Government-run Air Control Dangerous

The deregulated, private, competitive U.S. airlines are the envy of the world when it comes to safety, state-of-the-art technology and affordability. But the government-run U.S. air traffic control system is in a shambles, relying on quarter-century old computer equipment and suffering major personnel problems.

Air traffic control computers are long overdue for replacement, some being more than twenty-five years old. Some are so old that replacement parts are unavailable. Despite this, the Federal Aviation Administration is cutting back on its maintenance budget, eliminating training and cutting back on hiring.

In some centers, half the technicians are eligible to retire. Because of planned reductions in benefits, many will retire in the next year or two.

Air traffic control centers have experienced major trouble relating to their computer and personnel problems. Although the problems have not yet caused a crash, they have caused delays costing millions of dollars.

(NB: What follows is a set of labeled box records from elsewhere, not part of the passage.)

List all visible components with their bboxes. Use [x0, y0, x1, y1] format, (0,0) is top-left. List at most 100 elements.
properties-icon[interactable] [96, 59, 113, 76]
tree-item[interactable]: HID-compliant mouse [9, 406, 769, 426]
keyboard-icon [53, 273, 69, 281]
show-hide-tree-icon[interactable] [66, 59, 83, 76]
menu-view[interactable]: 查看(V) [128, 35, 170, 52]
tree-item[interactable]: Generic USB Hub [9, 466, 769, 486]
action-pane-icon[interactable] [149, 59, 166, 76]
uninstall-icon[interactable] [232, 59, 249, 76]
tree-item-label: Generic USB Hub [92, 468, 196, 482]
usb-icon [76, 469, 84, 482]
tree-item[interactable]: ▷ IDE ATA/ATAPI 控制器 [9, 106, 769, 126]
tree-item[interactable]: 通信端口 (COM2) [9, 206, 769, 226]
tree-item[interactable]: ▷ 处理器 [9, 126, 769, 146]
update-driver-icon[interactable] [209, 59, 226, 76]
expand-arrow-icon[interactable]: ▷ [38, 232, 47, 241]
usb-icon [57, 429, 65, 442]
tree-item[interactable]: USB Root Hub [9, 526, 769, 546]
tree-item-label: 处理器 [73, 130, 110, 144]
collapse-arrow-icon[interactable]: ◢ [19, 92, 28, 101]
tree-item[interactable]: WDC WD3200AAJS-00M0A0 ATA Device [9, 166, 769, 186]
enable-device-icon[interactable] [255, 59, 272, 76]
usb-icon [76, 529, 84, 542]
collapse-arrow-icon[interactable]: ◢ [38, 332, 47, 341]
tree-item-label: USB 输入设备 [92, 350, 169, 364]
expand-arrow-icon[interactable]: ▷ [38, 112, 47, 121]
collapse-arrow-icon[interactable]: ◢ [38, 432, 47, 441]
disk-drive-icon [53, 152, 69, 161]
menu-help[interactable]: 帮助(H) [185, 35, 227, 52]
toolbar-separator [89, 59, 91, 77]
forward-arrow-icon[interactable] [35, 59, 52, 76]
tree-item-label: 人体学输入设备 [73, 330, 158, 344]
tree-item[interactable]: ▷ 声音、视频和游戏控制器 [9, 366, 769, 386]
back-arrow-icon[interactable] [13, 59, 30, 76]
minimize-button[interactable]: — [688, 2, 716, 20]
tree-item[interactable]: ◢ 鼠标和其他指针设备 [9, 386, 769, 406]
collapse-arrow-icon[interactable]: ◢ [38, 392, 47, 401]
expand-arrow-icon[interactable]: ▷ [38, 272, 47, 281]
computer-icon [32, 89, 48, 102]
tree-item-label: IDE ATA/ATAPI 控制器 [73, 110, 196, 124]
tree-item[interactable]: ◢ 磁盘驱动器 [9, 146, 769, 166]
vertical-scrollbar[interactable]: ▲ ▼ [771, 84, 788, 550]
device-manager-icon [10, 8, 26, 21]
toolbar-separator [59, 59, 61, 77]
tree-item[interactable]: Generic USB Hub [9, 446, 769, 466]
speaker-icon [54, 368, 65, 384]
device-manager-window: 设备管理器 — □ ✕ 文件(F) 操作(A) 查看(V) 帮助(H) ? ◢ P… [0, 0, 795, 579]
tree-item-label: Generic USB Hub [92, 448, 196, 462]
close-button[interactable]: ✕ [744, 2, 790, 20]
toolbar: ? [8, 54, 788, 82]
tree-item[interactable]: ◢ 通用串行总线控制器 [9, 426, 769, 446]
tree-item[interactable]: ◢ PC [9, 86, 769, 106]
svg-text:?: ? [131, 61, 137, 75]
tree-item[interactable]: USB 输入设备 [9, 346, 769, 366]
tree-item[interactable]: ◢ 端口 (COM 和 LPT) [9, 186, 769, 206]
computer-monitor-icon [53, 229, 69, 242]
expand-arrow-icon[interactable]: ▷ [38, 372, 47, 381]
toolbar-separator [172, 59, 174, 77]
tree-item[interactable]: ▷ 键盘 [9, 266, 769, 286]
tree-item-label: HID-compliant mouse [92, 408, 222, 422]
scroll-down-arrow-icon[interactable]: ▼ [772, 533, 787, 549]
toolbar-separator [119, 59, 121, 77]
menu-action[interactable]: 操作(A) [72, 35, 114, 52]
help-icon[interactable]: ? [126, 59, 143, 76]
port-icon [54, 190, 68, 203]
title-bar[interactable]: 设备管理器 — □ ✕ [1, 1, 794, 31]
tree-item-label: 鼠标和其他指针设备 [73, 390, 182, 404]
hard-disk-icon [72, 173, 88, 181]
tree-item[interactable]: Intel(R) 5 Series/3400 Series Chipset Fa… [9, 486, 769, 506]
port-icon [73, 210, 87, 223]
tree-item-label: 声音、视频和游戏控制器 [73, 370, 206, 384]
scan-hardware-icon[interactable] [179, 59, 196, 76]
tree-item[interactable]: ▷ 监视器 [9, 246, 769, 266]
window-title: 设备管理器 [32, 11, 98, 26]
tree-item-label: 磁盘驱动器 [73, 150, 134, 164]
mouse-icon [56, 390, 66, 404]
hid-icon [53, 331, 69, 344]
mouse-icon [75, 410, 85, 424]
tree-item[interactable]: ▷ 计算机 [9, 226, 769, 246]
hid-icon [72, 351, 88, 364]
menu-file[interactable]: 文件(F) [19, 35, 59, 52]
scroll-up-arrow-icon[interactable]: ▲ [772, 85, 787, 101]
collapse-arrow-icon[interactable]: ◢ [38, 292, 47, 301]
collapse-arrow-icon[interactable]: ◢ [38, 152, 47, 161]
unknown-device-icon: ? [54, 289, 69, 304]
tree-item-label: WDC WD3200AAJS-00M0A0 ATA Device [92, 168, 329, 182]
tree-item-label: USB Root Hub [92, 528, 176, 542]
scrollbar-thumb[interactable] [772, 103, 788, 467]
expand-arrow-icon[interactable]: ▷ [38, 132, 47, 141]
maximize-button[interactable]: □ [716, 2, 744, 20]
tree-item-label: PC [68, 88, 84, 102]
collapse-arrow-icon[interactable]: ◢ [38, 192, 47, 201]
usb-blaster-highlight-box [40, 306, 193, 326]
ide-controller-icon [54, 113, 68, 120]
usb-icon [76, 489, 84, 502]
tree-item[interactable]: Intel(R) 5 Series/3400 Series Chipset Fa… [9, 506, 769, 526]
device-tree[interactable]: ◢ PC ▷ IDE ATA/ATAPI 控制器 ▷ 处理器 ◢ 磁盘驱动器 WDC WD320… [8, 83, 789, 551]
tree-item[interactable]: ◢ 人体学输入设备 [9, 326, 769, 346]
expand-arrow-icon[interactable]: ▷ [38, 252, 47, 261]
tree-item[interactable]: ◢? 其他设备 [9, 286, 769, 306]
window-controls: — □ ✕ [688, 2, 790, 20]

The FAA counted eleven failures between September 1994 and August 1995.

On-board collision-avoidance systems were the only savior of two American Airlines passenger planes led by faulty controller information towards a head-on collision.

Other problems have included "ghost targets" (planes that exist only on air traffic control screens), real planes that don't show up on screen and frequent flickers.

Government is simply not an efficient producer of consumer products, whether food, health care or air traffic control. U.S. air traffic control will be the envy of the world when it is run by U.S. businesses and not the U.S. government.